In 2011, Coon performed some of the first FDA-approved endovascular flow diversion cases with the Pipeline Embolization Device (Medtronic) and adjunctive coiling to treat a giant cerebral aneurysm. This endovascular treatment of coil-assisted flow diversion avoided the expected functional impairments resulting from an open microsurgical vascular approach.

== Research ==
Coon's research mainly focuses on clinical outcomes associated with neurovascular devices and cerebrovascular microsurgery. His efforts center on developing techniques to push the field of cerebrovascular neurosurgery forward in safe and effective treatment for cerebral aneurysms, arterial dissections, carotid stenosis, AVMs, dural AV fistulas, tumors, and spinal vascular pathology. He has published extensively in the field of aneurysm treatment, stroke, and subarachnoid hemorrhage (SAH).

== Selected publications ==
- Endovascular flow diversion for treatment of anterior communicating artery region cerebral aneurysms: a single-center cohort of 50 cases. Colby GP, Bender MT, Lin LM, Beaty N, Huang J, Tamargo RJ, *Coon AL. J Neurointerv Surg. 2017 Jul;9(7):679-685. doi:10.1136/neurintsurg-2016-012946. Epub 2017 Jan 27.

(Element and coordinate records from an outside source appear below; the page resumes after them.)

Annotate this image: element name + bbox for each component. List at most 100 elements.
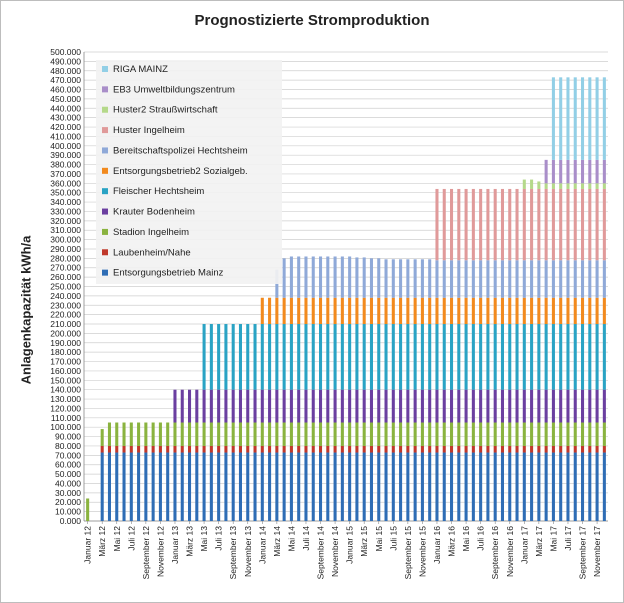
bar-segment <box>551 77 555 160</box>
bar-segment <box>362 324 366 390</box>
x-tick-label: Mai 14 <box>286 526 296 552</box>
bar-segment <box>595 260 599 298</box>
bar-segment <box>268 422 272 446</box>
bar-segment <box>391 259 395 298</box>
bar-segment <box>224 422 228 446</box>
bar-segment <box>399 422 403 446</box>
y-tick-label: 410.000 <box>50 131 81 141</box>
bar-segment <box>551 422 555 446</box>
y-tick-label: 190.000 <box>50 338 81 348</box>
bar-segment <box>304 389 308 423</box>
bar-segment <box>457 188 461 261</box>
bar-segment <box>537 181 541 189</box>
bar-segment <box>471 260 475 298</box>
y-tick-label: 500.000 <box>50 47 81 57</box>
y-tick-label: 300.000 <box>50 235 81 245</box>
bar-segment <box>580 260 585 298</box>
bar-segment <box>275 297 279 325</box>
bar-segment <box>537 452 541 521</box>
bar-segment <box>158 445 162 453</box>
bar-segment <box>559 324 563 390</box>
x-tick-label: März 16 <box>447 526 457 557</box>
y-tick-label: 370.000 <box>50 169 81 179</box>
bar-segment <box>384 324 388 390</box>
bar-segment <box>486 452 490 521</box>
bar-segment <box>493 389 497 423</box>
legend-label: Huster2 Straußwirtschaft <box>113 105 218 116</box>
bar-segment <box>602 260 606 298</box>
y-tick-label: 240.000 <box>50 291 81 301</box>
bar-segment <box>311 389 315 423</box>
bar-segment <box>238 445 243 453</box>
bar-segment <box>544 183 548 189</box>
legend-label: Entsorgungsbetrieb Mainz <box>113 268 224 279</box>
bar-segment <box>500 188 505 261</box>
bar-segment <box>318 389 323 423</box>
bar-segment <box>275 452 279 521</box>
bar-segment <box>471 422 475 446</box>
bar-segment <box>209 445 213 453</box>
bar-segment <box>428 389 432 423</box>
bar-segment <box>486 297 490 325</box>
bar-segment <box>413 445 417 453</box>
bar-segment <box>151 445 155 453</box>
y-tick-label: 380.000 <box>50 160 81 170</box>
bar-segment <box>537 324 541 390</box>
bar-segment <box>522 179 526 189</box>
bar-segment <box>602 422 606 446</box>
bar-segment <box>268 445 272 453</box>
bar-segment <box>413 297 417 325</box>
bar-segment <box>238 324 243 390</box>
bar-segment <box>260 324 264 390</box>
y-tick-label: 390.000 <box>50 150 81 160</box>
legend-swatch <box>102 249 108 256</box>
bar-segment <box>202 389 206 423</box>
bar-segment <box>340 297 344 325</box>
bar-segment <box>369 422 374 446</box>
bar-segment <box>559 297 563 325</box>
x-tick-label: Juli 12 <box>126 526 136 551</box>
bar-segment <box>508 260 512 298</box>
bar-segment <box>551 389 555 423</box>
y-tick-label: 420.000 <box>50 122 81 132</box>
bar-segment <box>580 188 585 261</box>
bar-segment <box>559 422 563 446</box>
bar-segment <box>217 324 221 390</box>
bar-segment <box>493 188 497 261</box>
bar-segment <box>588 389 592 423</box>
bar-segment <box>333 389 337 423</box>
bar-segment <box>377 452 381 521</box>
bar-segment <box>297 389 301 423</box>
bar-segment <box>573 445 577 453</box>
bar-segment <box>318 445 323 453</box>
legend-swatch <box>102 188 108 195</box>
bar-segment <box>537 188 541 261</box>
bar-segment <box>282 389 286 423</box>
legend-box <box>96 60 282 284</box>
bar-segment <box>435 422 439 446</box>
bar-segment <box>180 389 184 423</box>
bar-segment <box>486 445 490 453</box>
bar-segment <box>551 188 555 261</box>
x-tick-label: März 17 <box>534 526 544 557</box>
bar-segment <box>493 422 497 446</box>
bar-segment <box>457 324 461 390</box>
x-tick-label: Januar 13 <box>170 526 180 564</box>
bar-segment <box>471 188 475 261</box>
bar-segment <box>406 422 410 446</box>
bar-segment <box>391 297 395 325</box>
bar-segment <box>377 324 381 390</box>
bar-segment <box>122 422 126 446</box>
bar-segment <box>187 445 192 453</box>
bar-segment <box>449 297 454 325</box>
bar-segment <box>413 422 417 446</box>
bar-segment <box>551 260 555 298</box>
bar-segment <box>362 257 366 298</box>
bar-segment <box>260 297 264 325</box>
y-tick-label: 60.000 <box>55 460 81 470</box>
bar-segment <box>304 422 308 446</box>
y-tick-label: 450.000 <box>50 94 81 104</box>
chart-title: Prognostizierte Stromproduktion <box>194 12 430 29</box>
bar-segment <box>580 445 585 453</box>
bar-segment <box>224 445 228 453</box>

- Flow diversion of large internal carotid artery aneurysms with the Surpass Device: Impressions and technical nuance from the initial North American experience. Colby GP, Lin LM, Caplan JM, Jiang B, Michniewicz B, Huang J, Tamargo RJ, Coon AL. J Neurointerv Surg. 2016 Mar;8(3):279-86. doi:10.1136/neurintsurg-2015-011769
- Long-term Outcomes of Patients With Giant Intracranial Arteriovenous Malformations. Yang W, Wei Z, Wang JY, Hung A, Caplan JM, Braileanu M, Colby GP, Coon AL, Tamargo RJ, *Huang J. Neurosurgery. 2016 Jul;79(1):116-24. doi:10.1227/NEU.0000000000001189
- Immediate and follow-up results for 44 consecutive cases of small (<10mm) internal carotid artery aneurysms treated with the Pipeline embolization device. Lin LM, Colby GP, Kim JE, Huang J, Tamargo RJ, Coon AL. Surgical Neurology International. 2013 Sep 6;4:114. doi:10.4103/2152-7806.117711
- Simvastatin reduces vasospasm after aneurysmal subarachnoid hemorrhage: results of a pilot randomized clinical trial. Lynch JR, Wang H, McGirt MJ, Floyd J, Friedman AH, Coon AL, Blessing R, Alexander MJ, Graffagnino C, Warner DS, *Laskowitz DT. Stroke. 2005;36(9): 2024–6.
- Utilization of a Novel, Multi-Durometer Intracranial Distal Access Catheter: Nuances and Experience in 110 Consecutive Cases of Aneurysm Flow Diversion. Colby GP, Lin LM, Xu R, Beaty N, Bender MT, Jiang B, Huang J, Tamargo RJ, Coon AL. Interv Neurol. 2017 Mar;6(1-2):90-104. doi: 10.1159/000456086. Epub 2017 Feb 3.
- Resolution of giant basilar artery aneurysm compression and reversal of sensorineural hearing loss with use of a flow diverter: case report. Mohammad LM, Coon AL, Carlson AP. J Neurosurg Pediatr. 2017 Jul;20(1):81-85. doi: 10.3171/2016.9.PEDS16428. Epub 2017 Apr 28.